DUBAI (Reuters) - Bahrain will pay $2.6 million in restitution to 17 families over the deaths of 17 relatives last year during an uprising suppressed by the Gulf Arab state, a government statement said.
Separately, a high court toughened charges against three policemen, ruling they would be tried for murder - exposing them to a possible death sentence - rather than manslaughter for killing three protesters.
Bahrain, where the U.S. Fifth Fleet is based, has been under pressure to implement recommendations for police, judicial, media and education reform made by an investigative commission of international legal experts.
But the country remains in turmoil as opposition groups led by the Shi’ite Muslim majority continue protests for democratic reforms and against what they say is discrimination.
“Disbursement of compensation to the families of 17 deceased persons has begun in keeping with the implementation of the recommendations of the Bahrain Independent Commission of Inquiry (BICI),” said the statement, citing a justice ministry official.

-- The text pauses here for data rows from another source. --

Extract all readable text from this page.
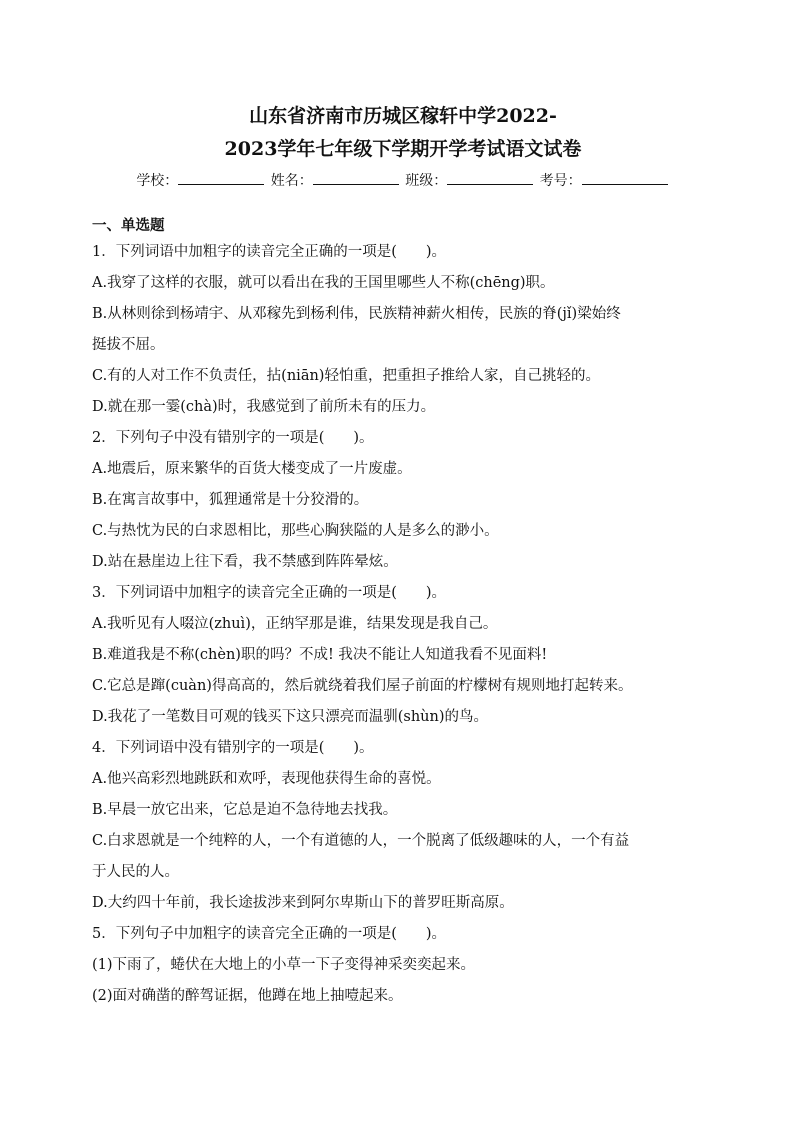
山东省济南市历城区稼轩中学2022-
2023学年七年级下学期开学考试语文试卷
学校：	姓名：	班级：	考号：
一、单选题
1．下列词语中加粗字的读音完全正确的一项是(　　)。
A.我穿了这样的衣服，就可以看出在我的王国里哪些人不称(chēng)职。
B.从林则徐到杨靖宇、从邓稼先到杨利伟，民族精神薪火相传，民族的脊(jǐ)梁始终
挺拔不屈。
C.有的人对工作不负责任，拈(niān)轻怕重，把重担子推给人家，自己挑轻的。
D.就在那一霎(chà)时，我感觉到了前所未有的压力。
2．下列句子中没有错别字的一项是(　　)。
A.地震后，原来繁华的百货大楼变成了一片废虚。
B.在寓言故事中，狐狸通常是十分狡滑的。
C.与热忱为民的白求恩相比，那些心胸狭隘的人是多么的渺小。
D.站在悬崖边上往下看，我不禁感到阵阵晕炫。
3．下列词语中加粗字的读音完全正确的一项是(　　)。
A.我听见有人啜泣(zhuì)，正纳罕那是谁，结果发现是我自己。
B.难道我是不称(chèn)职的吗？不成! 我决不能让人知道我看不见面料!
C.它总是蹿(cuàn)得高高的，然后就绕着我们屋子前面的柠檬树有规则地打起转来。
D.我花了一笔数目可观的钱买下这只漂亮而温驯(shùn)的鸟。
4．下列词语中没有错别字的一项是(　　)。
A.他兴高彩烈地跳跃和欢呼，表现他获得生命的喜悦。
B.早晨一放它出来，它总是迫不急待地去找我。
C.白求恩就是一个纯粹的人，一个有道德的人，一个脱离了低级趣味的人，一个有益
于人民的人。
D.大约四十年前，我长途拔涉来到阿尔卑斯山下的普罗旺斯高原。
5．下列句子中加粗字的读音完全正确的一项是(　　)。
(1)下雨了，蜷伏在大地上的小草一下子变得神采奕奕起来。
(2)面对确凿的醉驾证据，他蹲在地上抽噎起来。
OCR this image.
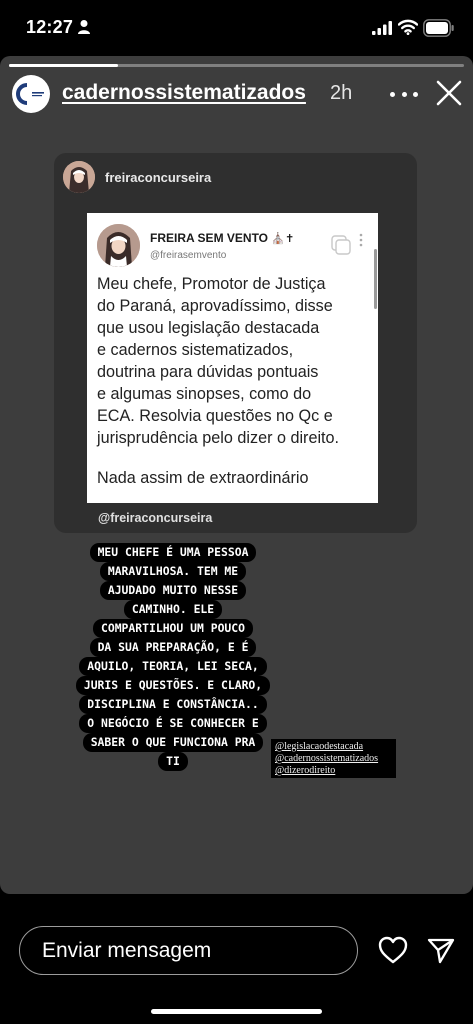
12:27
cadernossistematizados 2h
freiraconcurseira
FREIRA SEM VENTO ⛪✝
@freirasemvento

Meu chefe, Promotor de Justiça

do Paraná, aprovadíssimo, disse

que usou legislação destacada

e cadernos sistematizados,

doutrina para dúvidas pontuais

e algumas sinopses, como do

ECA. Resolvia questões no Qc e

jurisprudência pelo dizer o direito.

Nada assim de extraordinário

@freiraconcurseira
MEU CHEFE É UMA PESSOA
MARAVILHOSA. TEM ME
AJUDADO MUITO NESSE
CAMINHO. ELE
COMPARTILHOU UM POUCO
DA SUA PREPARAÇÃO, E É
AQUILO, TEORIA, LEI SECA,
JURIS E QUESTÕES. E CLARO,
DISCIPLINA E CONSTÂNCIA..
O NEGÓCIO É SE CONHECER E
SABER O QUE FUNCIONA PRA
TI
@legislacaodestacada
@cadernossistematizados
@dizerodireito
Enviar mensagem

It said the payments amounted to $153,000 per person, but did not say who the recipients were or give further detail.
The BICI reported in November that 35 people died during the unrest, which erupted in February 2011 after revolts overthrew dictators in Egypt and Tunisia.
The dead were mainly protesters but included five security personnel and seven foreigners. The report said five people died due to torture.
The High Criminal Court ruled that the three policemen accused of killing three protesters in March 2011 should face trial for murder - a change that could expose them to the death penalty, the information ministry (IAA) said in a statement.
A fourth policeman was sentenced in absentia to five years in prison for assault in the wounding of a protester with birdshot, it said. The officer was hospitalized with severe injuries suffered in a bomb attack two months ago, the IAA said.
Bahrain’s government, long led by the Sunni Muslim Al Khalifa family, has given parliament more rights of scrutiny over ministries and budgets but rejected opposition demands for full legislative powers and elected government.